Semejante espera, con el avance actual de las comunicaciones, parece angustiosa. Hoy vivimos en un hiperpresente en donde todo pasa, y digo “todo pasa” en el doble sentido de esa expresión, es decir, todo ocurre y todo deja de ocurrir. Las comunicación inmediata se volvió un modo de vida, además perfectamente sintonizado con la necesidad que tienen los mercados de vender rápido y en grandes cantidades. La manifestación más dramática de lo que digo se encuentra en el mundo financiero, en donde las fortunas se hacen y deshacen en cuestión de segundos, con una llamada, o con el “enter” de un teclado. La riqueza se busca con impaciencia. Antes los campesinos sembraban árboles para sus hijos, hoy lotean el terreno o lo negocian con un banco.
Esta relación frenética con el presente, en donde nada perdura, produce cierta angustia. No estoy seguro, pero es posible que el resurgimiento del fanatismo religioso y la radicalización actual de una parte importante de los creyentes sea un impulso mental destinado a evitar (infructuosamente) la disolución de lo duradero (los valores, los ideales, etc.) en la perpetua brevedad de los acontecimientos cotidianos.
El hecho es que entre la presión impuesta por la temporalidad bancaria y el escape prometido por la temporalidad religiosa hemos ido olvidando esa temporalidad intermedia que es la de nuestros cuerpos, nuestras sociedades y nuestro planeta. Entre el corto (cortísimo) plazo de la productividad y el largo (larguísimo) plazo de la salvación eterna tenemos un vacío insondable que nos aleja de las soluciones que requieren los problemas que enfrentamos. Esta semana, por ejemplo, apareció la última entrega del quinto informe del Grupo Intergubernamental de Expertos sobre el Cambio Climático, en donde se muestra que el deterioro del planeta es peor de lo previsto y que si no hay cambios drásticos destinados a sintonizar la productividad con la sostenibilidad, vamos directo hacia una catástrofe.

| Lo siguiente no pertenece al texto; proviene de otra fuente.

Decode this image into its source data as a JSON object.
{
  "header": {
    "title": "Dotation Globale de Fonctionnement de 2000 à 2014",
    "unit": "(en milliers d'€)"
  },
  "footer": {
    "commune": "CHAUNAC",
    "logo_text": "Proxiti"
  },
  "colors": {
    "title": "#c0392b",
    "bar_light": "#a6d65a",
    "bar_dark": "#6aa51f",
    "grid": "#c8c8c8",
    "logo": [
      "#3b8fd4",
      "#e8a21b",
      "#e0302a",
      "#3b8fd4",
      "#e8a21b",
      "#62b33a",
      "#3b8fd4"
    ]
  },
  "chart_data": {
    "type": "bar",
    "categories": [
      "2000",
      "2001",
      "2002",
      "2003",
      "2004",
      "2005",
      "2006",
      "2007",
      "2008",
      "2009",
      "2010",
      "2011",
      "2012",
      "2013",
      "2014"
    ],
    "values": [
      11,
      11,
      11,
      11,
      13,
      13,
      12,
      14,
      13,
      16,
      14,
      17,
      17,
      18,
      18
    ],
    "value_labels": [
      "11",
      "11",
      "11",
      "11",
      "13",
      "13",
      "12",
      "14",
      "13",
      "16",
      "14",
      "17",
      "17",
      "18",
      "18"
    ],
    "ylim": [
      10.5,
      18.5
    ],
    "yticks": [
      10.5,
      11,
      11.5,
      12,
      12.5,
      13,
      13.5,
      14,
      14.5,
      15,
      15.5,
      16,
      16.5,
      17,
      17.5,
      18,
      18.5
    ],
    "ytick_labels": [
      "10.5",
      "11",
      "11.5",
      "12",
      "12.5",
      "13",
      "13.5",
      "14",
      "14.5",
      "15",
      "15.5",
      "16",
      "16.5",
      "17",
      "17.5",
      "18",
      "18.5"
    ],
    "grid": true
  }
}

De otra parte, el mundo de la política se volvió un negocio cada vez más ligado al ritmo acelerado del consumo y, por ello mismo, cada vez menos dispuesto a reconocer la temporalidad lenta de la historia y de los pueblos. Las soluciones de largo plazo, las que incluyen varias generaciones, no se venden en las urnas. Mejorar la educación pública, promover la cultura ciudadana, pensar en un planeta en el que nuestros nietos puedan vivir, son temas que implican políticas de largo aliento que terminan siendo desplazadas por los imperativos coyunturales de la seguridad o de la rentabilidad económica (lo urgente ha reemplazado lo importante). Pero en política, como en gastronomía, las buenas recetas toman tiempo; un tiempo que nos ha sido confiscado por la impaciencia del mundo actual. No me explico cómo los jóvenes, que son las principales víctimas de esta mala política, no protestan más contra el egoísmo cortoplacista de los adultos que nos gobiernan.
Leyendo el periódico de ayer pienso que la paciencia, esa actitud que nos permitía escribir cartas y ver el mundo con los ojos del mediano plazo, era una virtud social más importante de lo que solemos pensar ahora.